ESTILO E ARTE NARRATIVA DE FERNÃO LOPES


 As crónicas de Fernão Lopes testemunham um estádio da
língua portuguesa que se costuma classificar
como português antigo e exibem construções
sintáticas, expressões e vocabulário com marcas da língua
de um período de amadurecimento. Apesar dos arcaísmos
(«talente», «aadur», «açalmamento») e de
construções arcaicas («Ca nenhuu˜ por estonce podia outra
cousa cuidar»), é claro que a língua portuguesa já sofreu
uma evolução que a distingue dos seus primórdios.
 No texto da Crónica de D. João I, a narração alterna com
a descrição e com o diálogo para incutir vivacidade e energia
no relato dos episódios mais relevantes da Crise de 1383-
1385. (Não surpreende que os campos lexicais
dominantes sejam o militar e o da realidade social.) Fernão
Lopes consegue criar ritmo e tensão na forma expressiva de
narrar os acontecimentos e com a introdução de
discurso direto no relato («— U matom o Meestre?»).
 A vivacidade, o ritmo e a emoção das personagens são
também conseguidos através de características do discurso
como as marcas de oralidade e a simplicidade da
linguagem (registo corrente e vocabulário familiar), os verbos
de movimento, os verbos introdutores do discurso
(«braadar»), as interjeições e as apóstrofes («Ó Senhor!»).
O dinamismo da ação resulta do uso de tempos, formas e
aspetos verbais como o imperfeito do indicativo, o gerúndio
e o aspeto durativo. O uso de recursos expressivos é
relativamente parco e pouco vai além da comparação, da
metáfora e da personificação.
 As descrições são pautadas pelo forte apelo visual. O
narrador desempenha o papel da testemunha dos
acontecimentos; percorre os espaços e caracteriza os
lugares, os ambientes e as figuras (indivíduos ou grupos)

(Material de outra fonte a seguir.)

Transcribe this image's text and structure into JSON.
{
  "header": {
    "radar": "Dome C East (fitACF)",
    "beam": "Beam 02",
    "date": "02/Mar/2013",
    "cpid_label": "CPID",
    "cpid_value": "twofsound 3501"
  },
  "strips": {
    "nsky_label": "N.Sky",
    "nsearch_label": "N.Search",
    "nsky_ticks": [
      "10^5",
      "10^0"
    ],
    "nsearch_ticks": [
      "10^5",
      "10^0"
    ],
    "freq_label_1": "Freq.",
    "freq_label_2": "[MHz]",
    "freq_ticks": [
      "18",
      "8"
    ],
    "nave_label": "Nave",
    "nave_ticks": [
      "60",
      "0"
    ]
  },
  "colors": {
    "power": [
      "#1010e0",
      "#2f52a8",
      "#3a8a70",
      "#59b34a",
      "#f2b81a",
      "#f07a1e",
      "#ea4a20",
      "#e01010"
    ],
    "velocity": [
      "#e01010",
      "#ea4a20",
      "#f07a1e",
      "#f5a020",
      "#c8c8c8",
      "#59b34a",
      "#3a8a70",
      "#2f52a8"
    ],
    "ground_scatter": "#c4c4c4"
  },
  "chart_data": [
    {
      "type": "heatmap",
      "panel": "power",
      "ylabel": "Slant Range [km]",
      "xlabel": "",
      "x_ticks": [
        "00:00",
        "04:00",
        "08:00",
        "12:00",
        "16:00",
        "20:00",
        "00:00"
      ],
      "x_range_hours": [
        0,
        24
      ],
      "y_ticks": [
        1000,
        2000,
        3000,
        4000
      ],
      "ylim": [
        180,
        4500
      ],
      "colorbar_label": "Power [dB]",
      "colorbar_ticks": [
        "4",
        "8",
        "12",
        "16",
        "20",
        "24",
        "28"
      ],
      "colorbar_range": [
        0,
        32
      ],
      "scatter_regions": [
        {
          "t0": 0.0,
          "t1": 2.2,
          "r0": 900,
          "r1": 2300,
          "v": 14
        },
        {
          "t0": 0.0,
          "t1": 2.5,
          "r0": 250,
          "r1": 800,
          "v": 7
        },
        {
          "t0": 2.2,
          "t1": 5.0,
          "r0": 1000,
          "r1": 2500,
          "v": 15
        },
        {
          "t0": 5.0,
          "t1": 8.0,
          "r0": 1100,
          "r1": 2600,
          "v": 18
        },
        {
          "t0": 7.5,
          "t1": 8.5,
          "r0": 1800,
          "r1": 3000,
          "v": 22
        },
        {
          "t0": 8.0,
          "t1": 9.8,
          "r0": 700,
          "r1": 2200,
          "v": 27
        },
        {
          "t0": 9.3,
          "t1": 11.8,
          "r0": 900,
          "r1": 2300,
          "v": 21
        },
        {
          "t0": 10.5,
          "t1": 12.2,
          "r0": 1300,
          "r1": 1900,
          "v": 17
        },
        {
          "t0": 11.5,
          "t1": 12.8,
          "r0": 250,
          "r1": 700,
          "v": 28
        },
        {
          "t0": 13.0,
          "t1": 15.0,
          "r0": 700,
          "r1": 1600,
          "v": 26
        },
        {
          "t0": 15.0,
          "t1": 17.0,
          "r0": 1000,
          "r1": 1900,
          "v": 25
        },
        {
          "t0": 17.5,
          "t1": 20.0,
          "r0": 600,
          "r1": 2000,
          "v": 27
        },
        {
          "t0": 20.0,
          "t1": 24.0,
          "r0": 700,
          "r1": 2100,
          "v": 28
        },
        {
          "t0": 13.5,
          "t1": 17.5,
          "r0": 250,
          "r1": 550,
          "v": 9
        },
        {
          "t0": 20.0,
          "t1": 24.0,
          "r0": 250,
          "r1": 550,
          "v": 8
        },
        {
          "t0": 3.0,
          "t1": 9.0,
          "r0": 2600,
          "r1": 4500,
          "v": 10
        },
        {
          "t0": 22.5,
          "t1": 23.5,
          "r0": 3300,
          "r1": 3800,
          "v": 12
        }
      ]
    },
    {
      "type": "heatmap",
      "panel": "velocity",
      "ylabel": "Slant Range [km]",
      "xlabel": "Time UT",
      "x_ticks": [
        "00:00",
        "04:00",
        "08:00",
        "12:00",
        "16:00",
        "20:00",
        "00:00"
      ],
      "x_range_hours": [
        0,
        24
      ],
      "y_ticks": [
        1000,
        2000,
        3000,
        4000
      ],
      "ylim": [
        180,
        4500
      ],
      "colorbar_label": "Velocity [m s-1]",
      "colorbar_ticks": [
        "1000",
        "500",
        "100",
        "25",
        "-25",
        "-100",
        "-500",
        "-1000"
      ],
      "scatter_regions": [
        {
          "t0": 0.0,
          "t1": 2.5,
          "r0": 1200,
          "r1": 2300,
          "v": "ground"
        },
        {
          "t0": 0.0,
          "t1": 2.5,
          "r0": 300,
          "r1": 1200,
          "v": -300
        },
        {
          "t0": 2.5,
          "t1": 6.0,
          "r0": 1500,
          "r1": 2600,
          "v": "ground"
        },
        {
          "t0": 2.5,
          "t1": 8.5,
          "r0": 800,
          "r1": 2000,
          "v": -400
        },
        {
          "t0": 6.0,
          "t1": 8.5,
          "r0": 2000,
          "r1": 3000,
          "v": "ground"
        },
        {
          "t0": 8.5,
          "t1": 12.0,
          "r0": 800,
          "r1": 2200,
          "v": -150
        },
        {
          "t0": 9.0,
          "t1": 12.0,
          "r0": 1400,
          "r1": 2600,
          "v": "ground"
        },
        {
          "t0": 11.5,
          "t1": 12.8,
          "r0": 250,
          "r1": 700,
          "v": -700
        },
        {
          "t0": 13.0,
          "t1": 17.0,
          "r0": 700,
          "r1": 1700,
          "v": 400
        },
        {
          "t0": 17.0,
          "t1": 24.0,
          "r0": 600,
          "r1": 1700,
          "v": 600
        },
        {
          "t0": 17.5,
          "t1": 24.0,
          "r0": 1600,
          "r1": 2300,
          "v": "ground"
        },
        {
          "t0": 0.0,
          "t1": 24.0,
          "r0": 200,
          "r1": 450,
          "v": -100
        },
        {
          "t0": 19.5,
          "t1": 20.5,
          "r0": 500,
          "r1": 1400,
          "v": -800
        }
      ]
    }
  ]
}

que encontra. O uso de verbos associados ao olhar
(«oolhae», «veede») ajuda a salientar o visualismo das
situações descritas. Por vezes, as sensações visuais são
associadas às auditivas (cap. 15).
 Numa técnica semelhante à do cinema ou da reportagem, o
narrador percorre os espaços, detendo-se em figuras
individuais ou em grupos, como sucede na descrição do
sofrimento do povo de Lisboa (cap. 148). Em colaboração
com as outras técnicas anteriormente descritas, assim se
consegue criar um estilo expressivo que põe em destaque
pormenores patéticos da situação descrita.